Abbassai il capo, mortificata. Dovevo migliorare molto e l’esame di teletrasporto era solo la settimana dopo.

- Il limite di tentativi è sei, come ti ho ricordato almeno un milione di volte… Ma ora vai, completa l’esercitazione! - mi incitò. In ogni esercitazione dovevamo prima teletrasportarci da qualche parte e poi spaventare, rubare, commettere crimini di ogni tipo. Una cosa incredibilmente divertente.

Scattai, la gonna che svolazzava dietro di me. Trapassai la porta di corsa. Ricordi dolorosi mi tornarono alla memoria mentre sfrecciavo tra le sale e io li ricacciai indietro. Senza farmi vedere mi introdussi nella stanza da letto della figlia dei padroni, venticinquenne. Quatta quatta, le sfilai il braccialetto che più amava dal polso e feci per andarmene, quando improvvisamente, con voce dolce dolce, mi chiamò. Ricordai quel tono, l’ultima volta che l’aveva usato con me era stata quindici anni prima, con un pugnale nascosto dietro la schiena per ordine dei nostri genitori. Grazie a lei, ora avrò quindici anni per sempre. Le guardai con odio il bel visino baciato dalla luna, così simile al mio, solo che io ero albina, una figlia del diavolo. Per questo i miei avevano dato l’ordine di uccidermi. Per questo motivo e anche per un altro, il cui solo pensiero mi portava alle lacrime.

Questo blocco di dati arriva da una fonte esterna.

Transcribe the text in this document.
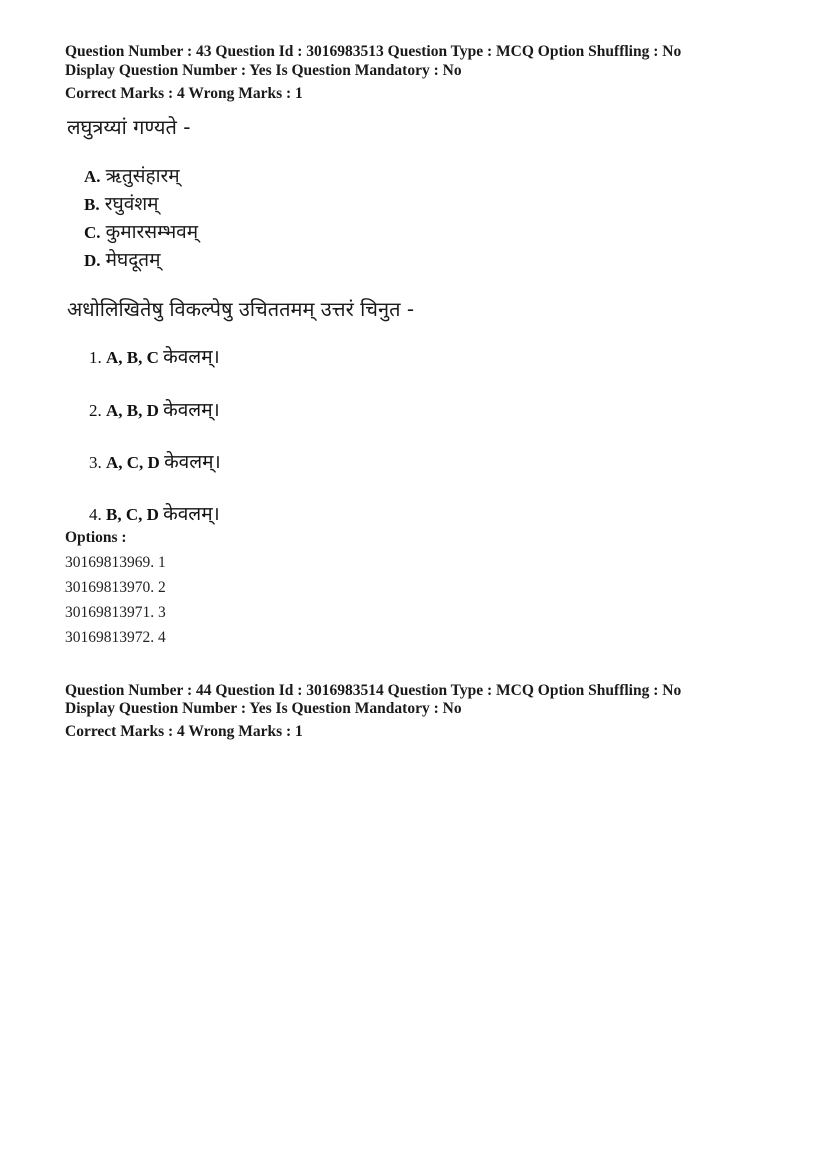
Question Number : 43 Question Id : 3016983513 Question Type : MCQ Option Shuffling : No
Display Question Number : Yes Is Question Mandatory : No
Correct Marks : 4 Wrong Marks : 1
लघुत्रय्यां गण्यते -
A. ऋतुसंहारम्
B. रघुवंशम्
C. कुमारसम्भवम्
D. मेघदूतम्
अधोलिखितेषु विकल्पेषु उचिततमम् उत्तरं चिनुत -
1. A, B, C केवलम्।
2. A, B, D केवलम्।
3. A, C, D केवलम्।
4. B, C, D केवलम्।
Options :
30169813969. 1
30169813970. 2
30169813971. 3
30169813972. 4
Question Number : 44 Question Id : 3016983514 Question Type : MCQ Option Shuffling : No
Display Question Number : Yes Is Question Mandatory : No
Correct Marks : 4 Wrong Marks : 1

Mi riscossi da questi pensieri e tornai di corsa dal mio insegnante.

- Se tu facessi solo quattro tentativi prima di arrivare a destinazione, nel tempo ci staresti e ne avanzerebbe parecchio. Con trentasette tentativi, hai sforato di soli venti secondi.

Un sorriso illuminò il suo viso fantasma e io sorrisi a mia volta, con il fiatone per la lunga corsa. Aprii la mano e ammirai il bracciale rubato, che poi alla fine avevo solo recuperato. Era di oro bianco tempestato di diamanti e l’aveva rubato per me un ragazzo, ora anche lui nel mondo dei morti. Lo amavo e anche lui mi amava. Era povero in canna, ed era anche a causa sua che i miei genitori mi odiavano. Si era suicidato subito dopo essere venuto a sapere della mia morte, avvenuta (secondo il resoconto dei miei genitori) per soffocamento dopo che un boccone mi era andato di traverso. Solo i suicidi non diventano fantasmi e perciò io non avrei potuto mai più rivederlo.

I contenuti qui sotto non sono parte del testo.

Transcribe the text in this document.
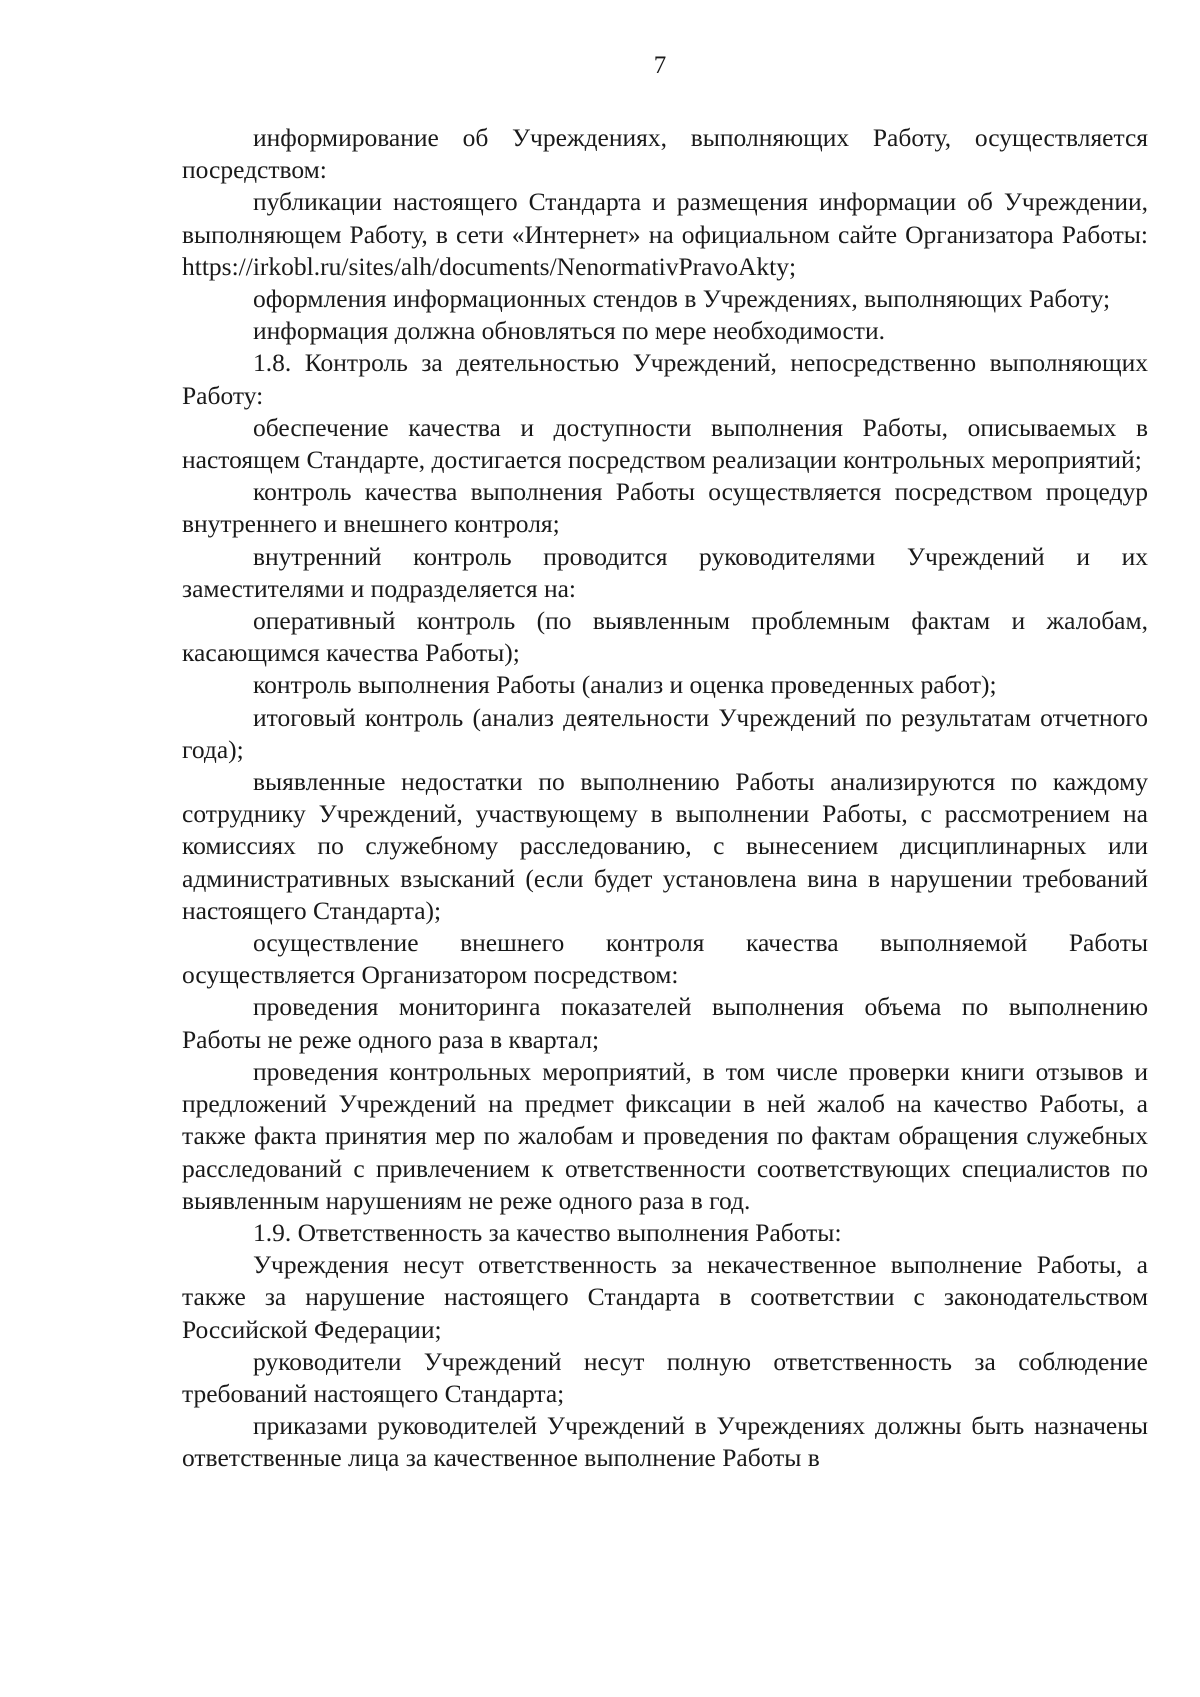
7

информирование об Учреждениях, выполняющих Работу, осуществляется посредством:

публикации настоящего Стандарта и размещения информации об Учреждении, выполняющем Работу, в сети «Интернет» на официальном сайте Организатора Работы: https://irkobl.ru/sites/alh/documents/NenormativPravoAkty;

оформления информационных стендов в Учреждениях, выполняющих Работу;

информация должна обновляться по мере необходимости.

1.8. Контроль за деятельностью Учреждений, непосредственно выполняющих Работу:

обеспечение качества и доступности выполнения Работы, описываемых в настоящем Стандарте, достигается посредством реализации контрольных мероприятий;

контроль качества выполнения Работы осуществляется посредством процедур внутреннего и внешнего контроля;

внутренний контроль проводится руководителями Учреждений и их заместителями и подразделяется на:

оперативный контроль (по выявленным проблемным фактам и жалобам, касающимся качества Работы);

контроль выполнения Работы (анализ и оценка проведенных работ);

итоговый контроль (анализ деятельности Учреждений по результатам отчетного года);

выявленные недостатки по выполнению Работы анализируются по каждому сотруднику Учреждений, участвующему в выполнении Работы, с рассмотрением на комиссиях по служебному расследованию, с вынесением дисциплинарных или административных взысканий (если будет установлена вина в нарушении требований настоящего Стандарта);

осуществление внешнего контроля качества выполняемой Работы осуществляется Организатором посредством:

проведения мониторинга показателей выполнения объема по выполнению Работы не реже одного раза в квартал;

проведения контрольных мероприятий, в том числе проверки книги отзывов и предложений Учреждений на предмет фиксации в ней жалоб на качество Работы, а также факта принятия мер по жалобам и проведения по фактам обращения служебных расследований с привлечением к ответственности соответствующих специалистов по выявленным нарушениям не реже одного раза в год.

1.9. Ответственность за качество выполнения Работы:

Учреждения несут ответственность за некачественное выполнение Работы, а также за нарушение настоящего Стандарта в соответствии с законодательством Российской Федерации;

руководители Учреждений несут полную ответственность за соблюдение требований настоящего Стандарта;

приказами руководителей Учреждений в Учреждениях должны быть назначены ответственные лица за качественное выполнение Работы в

Lacrime argentee mi scesero lungo il viso, mentre ricordavo quei tempi felici dove non m’importava di nulla, tranne che di lui… Strinsi al petto il bracciale, singhiozzando, e il mio insegnante mi cinse le spalle con un braccio. Lui era il padre che non avevo mai avuto e fu per questo che quando mi prese la mano e si avviò verso casa lo seguii, docile, senza accorgermi che stavo fluttuando a qualche centimetro da terra.